In a speech entitled “To Identify the Rights of Wisdom Property”, Prof. Chuang Chi-ming, Department of Information Engineering, TKU, warned his audience last Monday that while unscrupulously downloading the popular music CDs into MP3s or reproducing the related pictures, it has constituted a flagrant violation of another person’s royalty or copyrights. “There are well-established cases in which the legal authorities have successfully indicted and convicted the law offenders.” He said.
So, Prof. Chuang admonished his audience, among them many young students, to be wary lest they should unwittingly commit the offense.

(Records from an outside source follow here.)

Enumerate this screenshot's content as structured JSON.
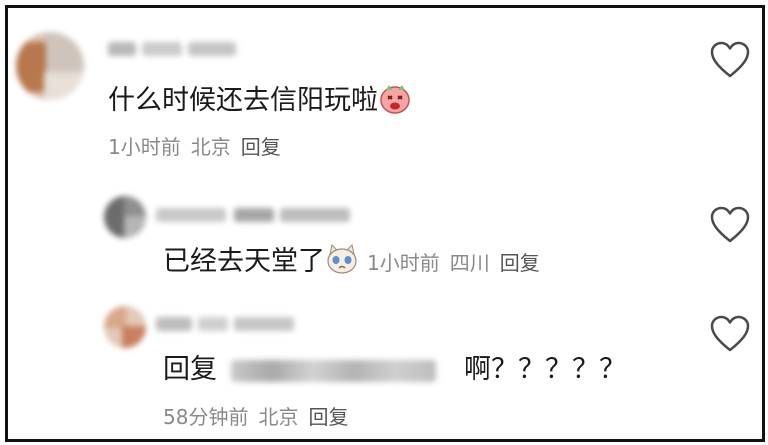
{
  "comments": [
    {
      "text": "什么时候还去信阳玩啦",
      "emoji": "red-face-emoji",
      "time": "1小时前",
      "location": "北京",
      "reply_label": "回复"
    },
    {
      "text": "已经去天堂了",
      "emoji": "crying-cat-emoji",
      "time": "1小时前",
      "location": "四川",
      "reply_label": "回复"
    },
    {
      "reply_prefix": "回复",
      "text": "啊？？？？？",
      "time": "58分钟前",
      "location": "北京",
      "reply_label": "回复"
    }
  ],
  "colors": {
    "border": "#111111",
    "text": "#1b1b1b",
    "meta": "#8a8a8a",
    "heart": "#4a4a4a"
  },
  "icons": [
    "heart-outline-icon",
    "red-face-emoji",
    "crying-cat-emoji"
  ]
}
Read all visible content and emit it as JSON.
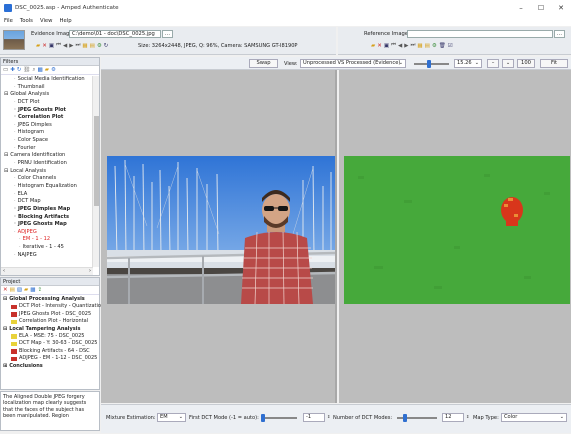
{
  "window": {
    "title": "DSC_0025.asp - Amped Authenticate",
    "minimize": "–",
    "maximize": "☐",
    "close": "✕"
  },
  "menu": [
    "File",
    "Tools",
    "View",
    "Help"
  ],
  "evidence": {
    "label": "Evidence Image:",
    "path": "C:\\demo\\01 - doc\\DSC_0025.jpg",
    "info": "Size: 3264x2448, JPEG, Q: 96%, Camera: SAMSUNG GT-I8190P"
  },
  "reference": {
    "label": "Reference Image:",
    "path": ""
  },
  "filters": {
    "header": "Filters",
    "items": [
      {
        "text": "Social Media Identification",
        "indent": 2,
        "style": "normal"
      },
      {
        "text": "Thumbnail",
        "indent": 2,
        "style": "normal"
      },
      {
        "text": "Global Analysis",
        "indent": 0,
        "style": "normal",
        "expander": "⊟"
      },
      {
        "text": "DCT Plot",
        "indent": 2,
        "style": "normal"
      },
      {
        "text": "JPEG Ghosts Plot",
        "indent": 2,
        "style": "bold"
      },
      {
        "text": "Correlation Plot",
        "indent": 2,
        "style": "bold"
      },
      {
        "text": "JPEG Dimples",
        "indent": 2,
        "style": "normal"
      },
      {
        "text": "Histogram",
        "indent": 2,
        "style": "normal"
      },
      {
        "text": "Color Space",
        "indent": 2,
        "style": "normal"
      },
      {
        "text": "Fourier",
        "indent": 2,
        "style": "normal"
      },
      {
        "text": "Camera Identification",
        "indent": 0,
        "style": "normal",
        "expander": "⊟"
      },
      {
        "text": "PRNU Identification",
        "indent": 2,
        "style": "normal"
      },
      {
        "text": "Local Analysis",
        "indent": 0,
        "style": "normal",
        "expander": "⊟"
      },
      {
        "text": "Color Channels",
        "indent": 2,
        "style": "normal"
      },
      {
        "text": "Histogram Equalization",
        "indent": 2,
        "style": "normal"
      },
      {
        "text": "ELA",
        "indent": 2,
        "style": "normal"
      },
      {
        "text": "DCT Map",
        "indent": 2,
        "style": "normal"
      },
      {
        "text": "JPEG Dimples Map",
        "indent": 2,
        "style": "bold"
      },
      {
        "text": "Blocking Artifacts",
        "indent": 2,
        "style": "bold"
      },
      {
        "text": "JPEG Ghosts Map",
        "indent": 2,
        "style": "bold"
      },
      {
        "text": "ADJPEG",
        "indent": 2,
        "style": "red"
      },
      {
        "text": "EM - 1 - 12",
        "indent": 3,
        "style": "red"
      },
      {
        "text": "Iterative - 1 - 45",
        "indent": 3,
        "style": "normal"
      },
      {
        "text": "NAJPEG",
        "indent": 2,
        "style": "normal"
      }
    ]
  },
  "project": {
    "header": "Project",
    "items": [
      {
        "text": "Global Processing Analysis",
        "swatch": "",
        "style": "bold",
        "expander": "⊟"
      },
      {
        "text": "DCT Plot - Intensity - Quantization",
        "swatch": "#c8312b",
        "style": "normal"
      },
      {
        "text": "JPEG Ghosts Plot - DSC_0025",
        "swatch": "#c8312b",
        "style": "normal"
      },
      {
        "text": "Correlation Plot - Horizontal",
        "swatch": "#e8d23a",
        "style": "normal"
      },
      {
        "text": "Local Tampering Analysis",
        "swatch": "",
        "style": "bold",
        "expander": "⊟"
      },
      {
        "text": "ELA - MSE: 75 - DSC_0025",
        "swatch": "#e8d23a",
        "style": "normal"
      },
      {
        "text": "DCT Map - Y: 30-63 - DSC_0025",
        "swatch": "#e8d23a",
        "style": "normal"
      },
      {
        "text": "Blocking Artifacts - 64 - DSC",
        "swatch": "#c8312b",
        "style": "normal"
      },
      {
        "text": "ADJPEG - EM - 1-12 - DSC_0025",
        "swatch": "#c8312b",
        "style": "normal"
      },
      {
        "text": "Conclusions",
        "swatch": "",
        "style": "bold",
        "expander": "⊞"
      }
    ]
  },
  "conclusion": {
    "text": "The Aligned Double JPEG forgery localization map clearly suggests that the faces of the subject has been manipulated. Region"
  },
  "viewer": {
    "swap": "Swap",
    "view_label": "View:",
    "view_value": "Unprocessed VS Processed (Evidence)",
    "zoom_value": "15.26",
    "zoom_minus": "–",
    "zoom_100": "100",
    "fit": "Fit"
  },
  "params": {
    "mixture_label": "Mixture Estimation:",
    "mixture_value": "EM",
    "first_dct_label": "First DCT Mode (-1 = auto):",
    "first_dct_value": "-1",
    "num_dct_label": "Number of DCT Modes:",
    "num_dct_value": "12",
    "map_type_label": "Map Type:",
    "map_type_value": "Color"
  },
  "colors": {
    "accent": "#2f6fd0",
    "heatmap_green": "#46a93b",
    "heatmap_red": "#d8361b"
  }
}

For illustration, Prof. Chuang gave some ostensible examples. Once a person has completed a creative work, he said, he/she has also acquired royalty, the copyright, in other words. If a person has scanned the production and transmitted it to his/her personal treasury on the Internet, such as the pictures of Playboy magazine, he/she has committed an act of plagiarism. We may quote another ill-famed case, he said, in which a male-student has published his ex-girlfriend’s personal data including her picture on the Internet, pretending she is an underground prostitute, he has certainly committed a crime, as per Article 211 of the Legal Civic Code. He has committed a forgery crime. By the same token, Prof. Chuang continued his advice, suppose a person has pressed the CD into an MP3, or transferred the information pertaining to sale of firearms or ammunition into his own personal networks, it is also a criminal offense. If the owner of such product should press charges, he/she together with the administrators of the networks will be subject to law indictment. So, the long and the short is, be careful.
But for purposes of teaching, library research or commentary quoted on news events, the similar act will be exempt from indictments from the law authorities, he thus concluded his speech with a hopeful note.